Tubuloglomerular feedback (TGF): The macula densa cells in the distal tubule sense NaCl concentration in the tubular fluid. When GFR increases, more NaCl reaches the macula densa, triggering release of adenosine, which constricts the afferent arteriole. This feedback loop has a response time of ~30 seconds and can oscillate at ~30–40 mHz, producing slow oscillations in single-nephron GFR.

Dialysis and Other Applications

Haemodialysis clearance: The clearance of a solute by a dialyser follows:

$K = Q_B \left(1 - e^{-K_0 A / Q_B}\right)$

where $Q_B$ is blood flow rate, $K_0$ is the mass transfer coefficient of the membrane, and $A$ is the membrane surface area. This simplifies from the full counter-current exchange model. At low $Q_B$, clearance is flow-limited ($K \approx Q_B$); at high $Q_B$, it is diffusion-limited ($K \approx K_0 A$).

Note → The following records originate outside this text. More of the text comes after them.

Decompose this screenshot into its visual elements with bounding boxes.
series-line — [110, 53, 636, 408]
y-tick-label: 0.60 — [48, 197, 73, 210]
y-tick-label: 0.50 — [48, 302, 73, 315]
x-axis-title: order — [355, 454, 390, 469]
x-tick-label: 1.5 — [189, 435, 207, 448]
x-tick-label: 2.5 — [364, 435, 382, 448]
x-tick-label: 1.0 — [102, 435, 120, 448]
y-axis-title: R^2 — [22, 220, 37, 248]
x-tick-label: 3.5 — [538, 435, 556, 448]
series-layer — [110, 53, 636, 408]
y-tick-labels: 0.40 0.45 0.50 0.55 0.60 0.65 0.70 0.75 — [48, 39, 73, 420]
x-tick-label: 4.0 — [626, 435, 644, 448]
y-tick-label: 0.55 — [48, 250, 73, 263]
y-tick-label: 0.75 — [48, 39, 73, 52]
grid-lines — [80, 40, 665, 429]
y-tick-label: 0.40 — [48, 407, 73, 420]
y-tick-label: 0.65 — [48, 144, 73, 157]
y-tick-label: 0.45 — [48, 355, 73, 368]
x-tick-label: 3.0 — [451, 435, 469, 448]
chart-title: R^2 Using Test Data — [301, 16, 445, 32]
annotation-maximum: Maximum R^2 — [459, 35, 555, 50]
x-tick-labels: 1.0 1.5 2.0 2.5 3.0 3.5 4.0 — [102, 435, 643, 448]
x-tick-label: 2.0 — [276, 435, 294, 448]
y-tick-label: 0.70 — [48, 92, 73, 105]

• • Dialysis adequacy: Measured by $Kt/V$ (clearance$\times$ time / distribution volume). Target: $Kt/V \geq 1.2$ per session.
• • Diuretics: Loop diuretics (furosemide) block the Na$^+$/K$^+$/2Cl$^-$ transporter in the thick ascending limb, disrupting the countercurrent multiplier and reducing maximum urine concentration.
• • Acid-base disorders: Metabolic acidosis (diabetic ketoacidosis, lactic acidosis) shows elevated AG; renal tubular acidosis shows normal AG with low HCO$_3^-$. Treatment guided by Henderson-Hasselbalch calculations.
• • Electrolyte imbalances: Hyponatraemia ($[\text{Na}^+] < 135$ mEq/L) causes osmotic water entry into brain cells (cerebral oedema). Correction must be gradual (<8 mEq/L per 24h) to avoid osmotic demyelination syndrome.

Quantitative Water Balance

The kidney's ability to concentrate and dilute urine maintains water balance across a wide range of intake conditions. The daily water balance can be quantified:

Obligatory solute excretion: The body produces approximately 600 mOsm of solute per day (primarily urea, NaCl, KCl) that must be excreted. The minimum urine volume depends on maximum concentrating ability:

$V_{\text{urine,min}} = \frac{\text{Solute load}}{U_{\text{osm,max}}} = \frac{600}{1200} = 0.5 \text{ L/day}$

The maximum urine volume (with maximally dilute urine) is:

$V_{\text{urine,max}} = \frac{\text{Solute load}}{U_{\text{osm,min}}} = \frac{600}{50} = 12 \text{ L/day}$

Free water clearance: The concept of electrolyte-free water clearance $C_{H_2O}$ quantifies whether the kidney is excreting or retaining water relative to plasma:

$C_{H_2O} = \dot{V} - C_{\text{osm}} = \dot{V}\left(1 - \frac{U_{\text{osm}}}{P_{\text{osm}}}\right)$

When $C_{H_2O} > 0$: the kidney is excreting free water (diluting). When$C_{H_2O} < 0$: the kidney is retaining free water (concentrating). This concept is essential for understanding and treating disorders of sodium balance, particularly hyponatraemia and hypernatraemia.

• • William Bowman (1842): Described the capsule surrounding the glomerulus, establishing the anatomical basis for filtration. His meticulous microscopy of kidney structure preceded understanding of function by decades.
• • Ernest Starling (1899): Extended his capillary filtration hypothesis to the glomerulus, proposing that the balance of hydrostatic and oncotic pressures drives ultrafiltration. The Starling equation remains the foundation of renal physiology.
• • Werner Kuhn (1951): Proposed the countercurrent multiplication hypothesis to explain how the kidney concentrates urine. His theoretical framework, based on the physics of countercurrent heat exchangers, was confirmed experimentally by Hargitay and Kuhn.
• • Homer W. Smith: Pioneer of renal physiology who developed clearance techniques for measuring GFR (inulin clearance) and renal plasma flow (PAH clearance). His book “The Kidney” (1951) was the definitive text for a generation.